– NOVEMBER 2018 INSIGHTS BY THE CURVE TEAM –
- The RBA left the cash rate on hold again in November and then upgraded their forecasts in the subsequent quarterly Statement on Monetary Policy.
- However to achieve their forecasts the RBA require a number of assumptions around wages and the savings rate to materialise.
- The latest data on the housing market points to a further deterioration in the housing market over the months ahead.
- The biggest question that lies ahead might not be ‘when’ the RBA will hike the cash rate.
Australian Economic Highlights
- Growth remained strong for the second straight quarter with the economy growing 0.9%. Upward revisions to the prior three quarters helped lift the annual rate to 3.4%.
- CPI was a little softer than expected in Q3 with headline inflation rising 0.4% while core inflation rose 0.35%. The annual rate of headline inflation fell back below the RBA’s target band at 1.9%, while the core annual rate slid to 1.75%.
- The Employment data continues to post interesting outcomes. Despite total employment growth of only 5,000 new jobs in September the unemployment rate tumbled 0.3% to 5% thanks to a 0.3% fall in the participation rate. The underlying trend is still ok but forward indicators are starting to diverge.
- After three big falls the past four months, the ANZ job ads stabilised in October with a rise of 0.2%. Jobs ads are still higher than a year ago but it suggests slower growth ahead.
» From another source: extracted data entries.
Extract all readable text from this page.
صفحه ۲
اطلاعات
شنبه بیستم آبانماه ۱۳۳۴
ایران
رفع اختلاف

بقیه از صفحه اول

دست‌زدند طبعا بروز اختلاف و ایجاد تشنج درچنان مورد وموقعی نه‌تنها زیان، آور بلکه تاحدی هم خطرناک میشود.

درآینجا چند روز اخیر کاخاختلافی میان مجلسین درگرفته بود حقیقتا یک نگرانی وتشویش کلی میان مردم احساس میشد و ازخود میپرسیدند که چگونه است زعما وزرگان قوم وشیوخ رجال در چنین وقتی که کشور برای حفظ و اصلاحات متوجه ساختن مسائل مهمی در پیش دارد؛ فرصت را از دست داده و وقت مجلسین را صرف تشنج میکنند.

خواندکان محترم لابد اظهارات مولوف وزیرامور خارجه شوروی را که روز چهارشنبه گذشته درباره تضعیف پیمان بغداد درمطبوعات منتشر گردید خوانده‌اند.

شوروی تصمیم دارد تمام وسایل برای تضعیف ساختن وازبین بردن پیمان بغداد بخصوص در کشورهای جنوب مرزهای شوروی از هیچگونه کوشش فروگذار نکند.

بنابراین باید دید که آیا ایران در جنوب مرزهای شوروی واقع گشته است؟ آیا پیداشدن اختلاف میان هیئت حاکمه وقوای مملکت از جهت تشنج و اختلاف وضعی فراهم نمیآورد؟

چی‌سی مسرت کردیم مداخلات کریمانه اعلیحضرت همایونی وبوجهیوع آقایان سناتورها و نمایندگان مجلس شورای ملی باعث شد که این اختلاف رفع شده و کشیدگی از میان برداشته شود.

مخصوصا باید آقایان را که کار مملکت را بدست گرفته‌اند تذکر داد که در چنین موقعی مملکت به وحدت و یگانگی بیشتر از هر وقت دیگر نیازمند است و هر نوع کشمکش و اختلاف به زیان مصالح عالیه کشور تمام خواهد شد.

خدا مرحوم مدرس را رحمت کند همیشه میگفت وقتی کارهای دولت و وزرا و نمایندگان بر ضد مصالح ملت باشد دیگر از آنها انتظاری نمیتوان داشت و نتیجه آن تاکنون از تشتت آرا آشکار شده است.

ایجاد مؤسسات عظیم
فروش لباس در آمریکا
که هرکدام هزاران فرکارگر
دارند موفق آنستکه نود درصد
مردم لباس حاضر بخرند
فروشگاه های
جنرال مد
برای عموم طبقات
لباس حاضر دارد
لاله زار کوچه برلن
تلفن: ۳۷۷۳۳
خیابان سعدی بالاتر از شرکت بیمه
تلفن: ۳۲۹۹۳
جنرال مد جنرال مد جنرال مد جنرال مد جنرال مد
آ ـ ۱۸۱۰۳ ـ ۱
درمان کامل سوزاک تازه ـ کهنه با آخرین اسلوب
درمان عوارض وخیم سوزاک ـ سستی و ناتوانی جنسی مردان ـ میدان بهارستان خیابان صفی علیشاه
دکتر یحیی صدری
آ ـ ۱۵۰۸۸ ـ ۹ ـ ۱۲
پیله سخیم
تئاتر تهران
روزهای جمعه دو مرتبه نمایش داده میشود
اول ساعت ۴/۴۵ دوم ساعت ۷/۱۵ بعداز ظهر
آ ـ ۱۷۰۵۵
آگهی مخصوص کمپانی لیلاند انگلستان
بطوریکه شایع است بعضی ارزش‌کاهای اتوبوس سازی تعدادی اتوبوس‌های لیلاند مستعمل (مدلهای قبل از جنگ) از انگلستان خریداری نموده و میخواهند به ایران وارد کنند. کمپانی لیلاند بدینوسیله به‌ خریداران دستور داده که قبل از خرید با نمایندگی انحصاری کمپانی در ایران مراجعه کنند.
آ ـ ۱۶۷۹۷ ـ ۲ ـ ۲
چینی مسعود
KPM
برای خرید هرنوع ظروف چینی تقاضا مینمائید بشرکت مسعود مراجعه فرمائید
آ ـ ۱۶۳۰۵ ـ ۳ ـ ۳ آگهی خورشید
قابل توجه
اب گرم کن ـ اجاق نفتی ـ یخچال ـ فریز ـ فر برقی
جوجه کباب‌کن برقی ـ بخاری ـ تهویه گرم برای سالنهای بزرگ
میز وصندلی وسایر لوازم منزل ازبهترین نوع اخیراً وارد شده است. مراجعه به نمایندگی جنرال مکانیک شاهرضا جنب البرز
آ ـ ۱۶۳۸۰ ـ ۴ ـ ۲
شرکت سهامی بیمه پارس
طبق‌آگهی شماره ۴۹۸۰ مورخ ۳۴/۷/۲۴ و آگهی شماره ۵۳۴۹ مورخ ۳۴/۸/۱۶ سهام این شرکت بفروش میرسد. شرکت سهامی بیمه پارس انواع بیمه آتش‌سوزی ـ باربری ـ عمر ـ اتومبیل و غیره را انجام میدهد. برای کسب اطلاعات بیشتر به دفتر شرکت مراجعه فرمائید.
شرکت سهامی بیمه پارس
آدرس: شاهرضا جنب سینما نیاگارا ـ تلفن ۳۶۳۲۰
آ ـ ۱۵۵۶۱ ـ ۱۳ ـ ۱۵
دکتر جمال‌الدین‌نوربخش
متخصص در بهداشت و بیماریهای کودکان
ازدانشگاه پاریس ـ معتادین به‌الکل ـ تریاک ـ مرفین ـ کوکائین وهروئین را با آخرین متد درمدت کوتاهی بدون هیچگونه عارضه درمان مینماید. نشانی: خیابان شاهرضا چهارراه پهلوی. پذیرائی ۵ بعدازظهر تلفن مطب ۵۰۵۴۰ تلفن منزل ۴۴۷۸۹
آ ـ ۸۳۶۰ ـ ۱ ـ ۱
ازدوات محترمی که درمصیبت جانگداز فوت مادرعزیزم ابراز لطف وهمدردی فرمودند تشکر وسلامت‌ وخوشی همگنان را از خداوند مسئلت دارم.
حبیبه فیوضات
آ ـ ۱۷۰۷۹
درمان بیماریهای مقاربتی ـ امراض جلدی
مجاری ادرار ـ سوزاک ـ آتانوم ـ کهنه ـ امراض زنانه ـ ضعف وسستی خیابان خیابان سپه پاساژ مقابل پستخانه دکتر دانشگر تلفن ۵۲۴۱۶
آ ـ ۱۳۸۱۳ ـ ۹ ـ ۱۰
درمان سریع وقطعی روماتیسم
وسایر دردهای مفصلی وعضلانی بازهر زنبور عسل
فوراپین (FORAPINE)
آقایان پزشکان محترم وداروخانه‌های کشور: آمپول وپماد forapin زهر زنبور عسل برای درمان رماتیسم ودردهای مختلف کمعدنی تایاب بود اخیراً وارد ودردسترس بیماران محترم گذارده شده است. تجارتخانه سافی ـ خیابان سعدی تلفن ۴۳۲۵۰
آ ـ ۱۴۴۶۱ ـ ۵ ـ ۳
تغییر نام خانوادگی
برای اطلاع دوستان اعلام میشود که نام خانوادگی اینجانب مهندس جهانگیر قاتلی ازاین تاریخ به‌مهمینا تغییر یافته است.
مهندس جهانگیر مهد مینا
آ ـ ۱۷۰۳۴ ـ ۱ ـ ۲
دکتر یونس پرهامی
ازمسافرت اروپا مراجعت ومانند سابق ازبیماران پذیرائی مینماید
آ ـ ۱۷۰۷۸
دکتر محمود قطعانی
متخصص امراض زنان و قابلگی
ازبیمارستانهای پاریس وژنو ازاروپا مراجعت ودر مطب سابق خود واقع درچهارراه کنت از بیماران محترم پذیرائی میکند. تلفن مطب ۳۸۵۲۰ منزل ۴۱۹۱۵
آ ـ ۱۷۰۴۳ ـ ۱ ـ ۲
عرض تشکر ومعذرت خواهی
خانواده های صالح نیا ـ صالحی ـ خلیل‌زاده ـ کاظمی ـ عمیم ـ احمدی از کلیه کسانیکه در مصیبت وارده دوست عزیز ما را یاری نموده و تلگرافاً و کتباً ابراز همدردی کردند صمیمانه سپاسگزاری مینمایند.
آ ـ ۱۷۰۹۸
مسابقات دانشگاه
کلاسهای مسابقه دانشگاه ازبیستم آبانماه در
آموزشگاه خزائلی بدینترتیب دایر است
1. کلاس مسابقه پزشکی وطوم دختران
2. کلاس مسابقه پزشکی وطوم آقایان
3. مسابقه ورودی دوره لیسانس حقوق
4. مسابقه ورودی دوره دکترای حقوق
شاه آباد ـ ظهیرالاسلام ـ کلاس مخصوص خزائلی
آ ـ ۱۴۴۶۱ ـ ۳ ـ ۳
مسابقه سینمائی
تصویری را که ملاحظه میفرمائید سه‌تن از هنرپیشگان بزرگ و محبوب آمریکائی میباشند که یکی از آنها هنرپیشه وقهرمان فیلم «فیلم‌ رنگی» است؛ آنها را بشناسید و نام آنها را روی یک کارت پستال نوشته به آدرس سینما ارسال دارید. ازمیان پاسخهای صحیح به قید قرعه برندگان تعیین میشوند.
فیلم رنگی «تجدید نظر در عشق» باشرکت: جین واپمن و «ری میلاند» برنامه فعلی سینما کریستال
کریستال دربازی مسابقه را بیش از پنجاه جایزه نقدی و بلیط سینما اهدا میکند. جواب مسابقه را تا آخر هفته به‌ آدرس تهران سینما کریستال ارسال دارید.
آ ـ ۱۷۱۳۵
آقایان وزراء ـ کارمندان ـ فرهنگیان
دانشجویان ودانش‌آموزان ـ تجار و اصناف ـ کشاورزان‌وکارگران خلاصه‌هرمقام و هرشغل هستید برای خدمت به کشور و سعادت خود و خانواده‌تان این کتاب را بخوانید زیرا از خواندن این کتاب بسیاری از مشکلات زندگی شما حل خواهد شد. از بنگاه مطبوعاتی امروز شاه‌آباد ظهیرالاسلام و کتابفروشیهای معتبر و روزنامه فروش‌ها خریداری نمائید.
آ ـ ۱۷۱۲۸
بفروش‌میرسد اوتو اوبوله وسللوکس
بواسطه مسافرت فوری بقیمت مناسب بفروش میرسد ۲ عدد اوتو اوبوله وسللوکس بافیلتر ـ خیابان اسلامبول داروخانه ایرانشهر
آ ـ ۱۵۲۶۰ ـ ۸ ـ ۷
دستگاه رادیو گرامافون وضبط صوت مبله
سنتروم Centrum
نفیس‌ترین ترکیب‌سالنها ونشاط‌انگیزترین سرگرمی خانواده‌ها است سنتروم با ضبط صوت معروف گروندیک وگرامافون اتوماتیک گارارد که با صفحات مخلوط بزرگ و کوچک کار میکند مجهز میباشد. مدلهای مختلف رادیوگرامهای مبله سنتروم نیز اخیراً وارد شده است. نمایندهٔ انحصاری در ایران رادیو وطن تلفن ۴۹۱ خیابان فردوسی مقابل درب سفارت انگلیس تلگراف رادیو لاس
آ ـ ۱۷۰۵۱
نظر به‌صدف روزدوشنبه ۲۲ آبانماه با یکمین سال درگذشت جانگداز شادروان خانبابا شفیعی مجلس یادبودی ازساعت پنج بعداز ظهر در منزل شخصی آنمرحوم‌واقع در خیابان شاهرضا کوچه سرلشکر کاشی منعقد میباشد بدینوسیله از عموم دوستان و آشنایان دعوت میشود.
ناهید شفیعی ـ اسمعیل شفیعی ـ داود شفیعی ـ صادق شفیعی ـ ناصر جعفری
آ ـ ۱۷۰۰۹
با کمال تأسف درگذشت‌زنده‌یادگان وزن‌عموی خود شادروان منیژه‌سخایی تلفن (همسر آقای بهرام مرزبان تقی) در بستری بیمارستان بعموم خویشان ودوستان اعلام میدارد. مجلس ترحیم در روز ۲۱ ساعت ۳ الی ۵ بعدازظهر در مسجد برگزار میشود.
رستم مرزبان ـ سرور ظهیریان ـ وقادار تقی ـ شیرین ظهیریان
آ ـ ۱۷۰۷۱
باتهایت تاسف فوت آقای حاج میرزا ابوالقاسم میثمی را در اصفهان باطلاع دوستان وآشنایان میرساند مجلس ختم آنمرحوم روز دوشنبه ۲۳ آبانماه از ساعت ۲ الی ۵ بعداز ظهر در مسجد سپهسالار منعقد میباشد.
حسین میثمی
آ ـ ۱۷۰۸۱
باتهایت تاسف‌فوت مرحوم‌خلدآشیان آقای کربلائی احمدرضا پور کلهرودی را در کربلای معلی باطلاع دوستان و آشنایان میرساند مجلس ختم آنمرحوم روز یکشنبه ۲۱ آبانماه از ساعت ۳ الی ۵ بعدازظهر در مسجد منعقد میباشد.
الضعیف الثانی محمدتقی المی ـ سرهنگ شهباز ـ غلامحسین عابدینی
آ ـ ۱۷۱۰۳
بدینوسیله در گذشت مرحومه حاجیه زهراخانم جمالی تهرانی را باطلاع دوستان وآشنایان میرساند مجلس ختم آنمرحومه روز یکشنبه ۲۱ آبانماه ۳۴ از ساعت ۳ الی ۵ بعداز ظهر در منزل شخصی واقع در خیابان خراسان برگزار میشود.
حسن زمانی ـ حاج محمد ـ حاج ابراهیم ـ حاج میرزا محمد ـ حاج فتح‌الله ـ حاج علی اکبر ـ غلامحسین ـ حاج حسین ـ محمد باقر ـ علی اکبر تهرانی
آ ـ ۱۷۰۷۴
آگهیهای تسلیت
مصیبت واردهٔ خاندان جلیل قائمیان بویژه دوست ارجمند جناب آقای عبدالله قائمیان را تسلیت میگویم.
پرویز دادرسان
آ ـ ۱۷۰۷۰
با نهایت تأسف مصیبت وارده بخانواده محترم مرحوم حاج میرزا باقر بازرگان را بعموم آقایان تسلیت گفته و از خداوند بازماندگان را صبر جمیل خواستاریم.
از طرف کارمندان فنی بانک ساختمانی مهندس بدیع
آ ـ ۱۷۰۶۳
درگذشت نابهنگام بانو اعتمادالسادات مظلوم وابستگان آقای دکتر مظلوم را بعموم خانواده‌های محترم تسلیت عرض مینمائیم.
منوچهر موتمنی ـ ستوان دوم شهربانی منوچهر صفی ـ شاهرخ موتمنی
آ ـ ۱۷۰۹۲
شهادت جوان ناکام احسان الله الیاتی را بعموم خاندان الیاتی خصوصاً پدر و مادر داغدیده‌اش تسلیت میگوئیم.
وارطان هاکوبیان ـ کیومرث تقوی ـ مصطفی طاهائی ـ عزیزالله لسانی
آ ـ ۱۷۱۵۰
- Business confidence and Business conditions both continue to drift lower with the slip in condition consistent with what we have seen in the AiG PMI data of late. Despite the decline of late, conditions are still above the long run average. The employment index fell from 11 to 7 and while still strong, needs to be watched closely as further falls could seem employment growth slow.
- After back to back declines Consumer confidence consolidated in October with the index rising 1% to 101.5. Optimists still outweigh pessimists by a small margin but continued falling house prices and market volatility will likely weigh on confidence going forward.
- Retail sales missed estimates in September, positing a rise of 0.2%. It capped off a softer quarter for retail sales with total sales ex-inflation rising 0.2% in Q3 after rising 1.2% the previous quarter.
- Housing finance has completely capitulated the past two months. Owner occupier finance fell 3.89% in August and 4.24% in September to be down 7.74% over the year and 12.41% from its peak. Investor finance continues to slide, falling 2.82% to be down 34% from its peak.
- Australia’s trade balance continues to be a shinning light for the economy with a huge surplus of $3bln in September. However the run of big surpluses has been helped by a plateau in imports which have been unchanged over the past six months.
- After a sharp fall last month, Building approvals rose 3.3% in September thanks to a small bounce in apartment approvals in Victoria. The trend is still negative for building approvals and the construction PMI has also rolled over suggesting real activity is also now falling.